Data-driven is not just about reporting and dashboards. Being data-driven makes your marketing more agile, more efficient, compliant, and improves customer engagement.
Think of an overall data strategy. Do not think in terms of engagement, reporting, data warehouses, and data lakes. Think how you can build a comprehensive data strategy that addresses your customer experience, operational, analytical, and compliance needs. Then look for a solution that helps you execute on a cohesive strategy.
How have you seen the concept of data-driven marketing evolve over the last few years, and where do you see it heading in 2020?
With the advent of the social, mobile and myriad of other channels, we have seen an exponential increase in data volumes available to marketers. As data volume, variety and velocity increase, poor data quality may lead you to the wrong decisions and investments.

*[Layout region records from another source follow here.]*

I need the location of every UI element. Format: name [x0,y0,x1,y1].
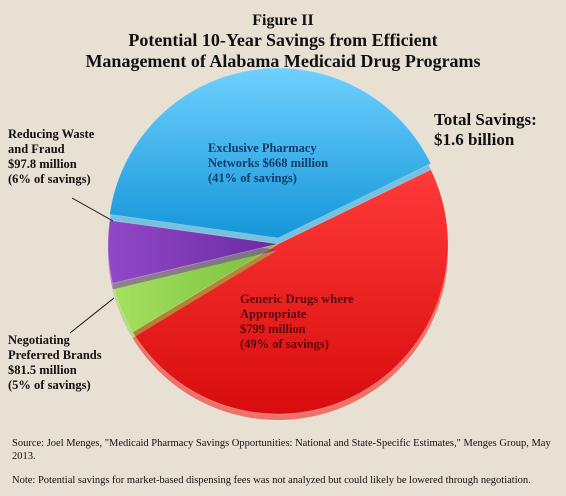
slice-label-waste-line: (6% of savings) [8,172,91,186]
leader-line-negotiating [69,297,115,334]
slice-label-exclusive-line: (41% of savings) [208,171,297,185]
slice-label-waste: Reducing Waste and Fraud $97.8 million (… [8,127,94,187]
pie-slice-generic [132,169,449,415]
slice-label-exclusive-line: Exclusive Pharmacy [208,141,317,155]
slice-label-waste-line: and Fraud [8,142,65,156]
slice-label-generic-line: (49% of savings) [240,337,329,351]
slice-label-exclusive-line: Networks $668 million [208,156,329,170]
total-savings-value: $1.6 billion [434,130,515,149]
chart-title-block: Figure II Potential 10-Year Savings from… [0,12,566,72]
slice-label-negotiating-line: $81.5 million [8,363,77,377]
slice-label-generic-line: Appropriate [240,307,307,321]
slice-label-negotiating-line: Negotiating [8,333,70,347]
slice-label-generic-line: $799 million [240,322,306,336]
slice-label-waste-line: Reducing Waste [8,127,95,141]
slice-label-negotiating-line: Preferred Brands [8,348,102,362]
source-note: Source: Joel Menges, "Medicaid Pharmacy … [12,438,551,462]
figure-label: Figure II [252,12,314,29]
slice-label-negotiating-line: (5% of savings) [8,378,91,392]
total-savings: Total Savings: $1.6 billion [434,110,537,150]
chart-title-line-2: Management of Alabama Medicaid Drug Prog… [85,51,481,71]
chart-title-line-1: Potential 10-Year Savings from Efficient [128,30,438,50]
slice-label-waste-line: $97.8 million [8,157,77,171]
slice-label-negotiating: Negotiating Preferred Brands $81.5 milli… [8,333,102,393]
slice-label-exclusive: Exclusive Pharmacy Networks $668 million… [208,141,328,186]
pie-slice-waste [107,219,279,284]
footnote: Note: Potential savings for market-based… [12,475,531,486]
leader-line-waste [71,197,114,222]
slice-label-generic-line: Generic Drugs where [240,292,354,306]
slice-label-generic: Generic Drugs where Appropriate $799 mil… [240,292,354,352]
total-savings-label: Total Savings: [434,110,537,129]
pie-slice-exclusive [109,67,432,239]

Self-learning data platform tools help pulls in omnichannel interactions and match and merge to create reliable customer profiles. Graph technology helps uncover relations between people, products, and places and integrated predictive analytics and machine learning (ML) help provide relevant insights and intelligent recommendations to marketing teams for better-informed decisions.
With a unified platform that brings together master data, interaction data and advanced analytics, enterprises can learn more about customer needs, and, in turn, provide them with relevant information and offers.

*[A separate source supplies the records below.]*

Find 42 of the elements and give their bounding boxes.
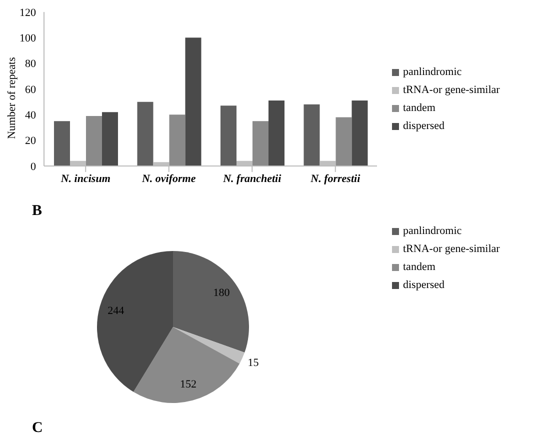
x-tick-label: N. oviforme — [140, 172, 196, 185]
y-tick-label: 60 — [25, 84, 36, 96]
bar — [169, 114, 186, 166]
bar — [220, 106, 236, 166]
bar — [268, 100, 284, 166]
x-tick-label: N. incisum — [60, 172, 111, 185]
legend-label: dispersed — [403, 120, 445, 132]
data-label: 244 — [108, 304, 125, 317]
pie-slice — [133, 327, 240, 403]
legend-label: tandem — [403, 261, 436, 273]
pie-slice — [97, 251, 173, 392]
bar — [336, 117, 352, 166]
data-label: 180 — [213, 286, 230, 299]
bar — [86, 116, 102, 166]
y-tick-label: 120 — [20, 6, 36, 19]
y-tick-label: 40 — [25, 110, 36, 122]
pie-slice — [173, 251, 249, 353]
bar — [352, 100, 368, 166]
bar — [137, 102, 154, 166]
y-tick-label: 0 — [30, 160, 36, 173]
legend-label: panlindromic — [403, 225, 462, 237]
legend-label: tRNA-or gene-similar — [403, 243, 500, 255]
text: C — [32, 420, 43, 437]
y-axis-title: Number of repeats — [6, 57, 18, 139]
y-tick-label: 80 — [25, 58, 36, 70]
pie-slice — [173, 327, 245, 364]
bar — [54, 121, 70, 166]
x-tick-label: N. franchetii — [222, 172, 282, 185]
legend-label: tandem — [403, 102, 436, 114]
x-tick-label: N. forrestii — [310, 172, 362, 185]
legend-label: tRNA-or gene-similar — [403, 84, 500, 96]
bar — [304, 104, 320, 166]
legend-label: dispersed — [403, 279, 445, 291]
data-label: 15 — [248, 357, 260, 370]
y-tick-label: 20 — [25, 135, 36, 148]
y-tick-label: 100 — [20, 32, 36, 45]
data-label: 152 — [180, 378, 197, 390]
legend-label: panlindromic — [403, 66, 462, 78]
text: B — [32, 203, 42, 220]
bar — [252, 121, 268, 166]
bar — [185, 38, 202, 166]
bar — [102, 112, 118, 166]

How can marketers balance the desire to monetize their customer data while meeting the new compliance and protection requirements?
The right data strategy will not only help you improve business outcomes but inherently ensure compliance. Take GDPR, for example; such regulations will become more widespread and common. To meet these requirements, enterprises must bring together all customer data, manage and maintain rights and consent information, and put processes and workflows in place to manage customer requests for information access, changes to data, consent, or data erasures.
Ensuring customer trust will have a long-term positive impact on brand loyalty and revenues.
How can a CMO approach the ‘attribution challenge’ in an omni-channel, real time customer engagement world?
Having proper data governance and data lineage will help marketers address the attribution challenge.
Firstly, determine why understanding attributions is essential and what they’re going to do with that information. Is it to improve customer experience or to prioritize investments? Hopefully, both.
Bring all customer data together and correlate with omnichannel transactions to help uncover insights like channel preference.
Use advanced analytics and machine learning to help determine the next-best-action of what channel to use and what product to offer on what time and day of the week.
What are the new skills and roles CMOs need on their teams to thrive in the present-day data-first business environment?
In today’s digital economy where all the leading companies are self-learning enterprises, understanding the impact of data strategy is critical.
Collaboration with CIOs, CDOs (Chief Data Officers,) and CISO (Chief Information Security Officers) to build a cohesive data strategy will determine success.
Customer data cannot be a hostage of a single technology or department; it needs to be brought together and continuously organized. Understanding the data value chain, its impact on compliance and customer experience is critical.
What are the big trends you are tracking going into the next couple years?
To survive and thrive in today’s economy, enterprises must be self-learning. We have seen the breathtaking growth of a new generation of companies like Google, Amazon, Apple, Netflix, Uber and Airbnb—which we can describe as digital self-learners.
In the coming years, more and more companies will join this set of digital elite. Becoming a self-learning enterprise offers enormous opportunity. With cloud-native self-learning data platforms, companies of all sizes can leverage their data like leading digital enterprises, using a platform that delivers continuous data organization, recommended actions and measurable results.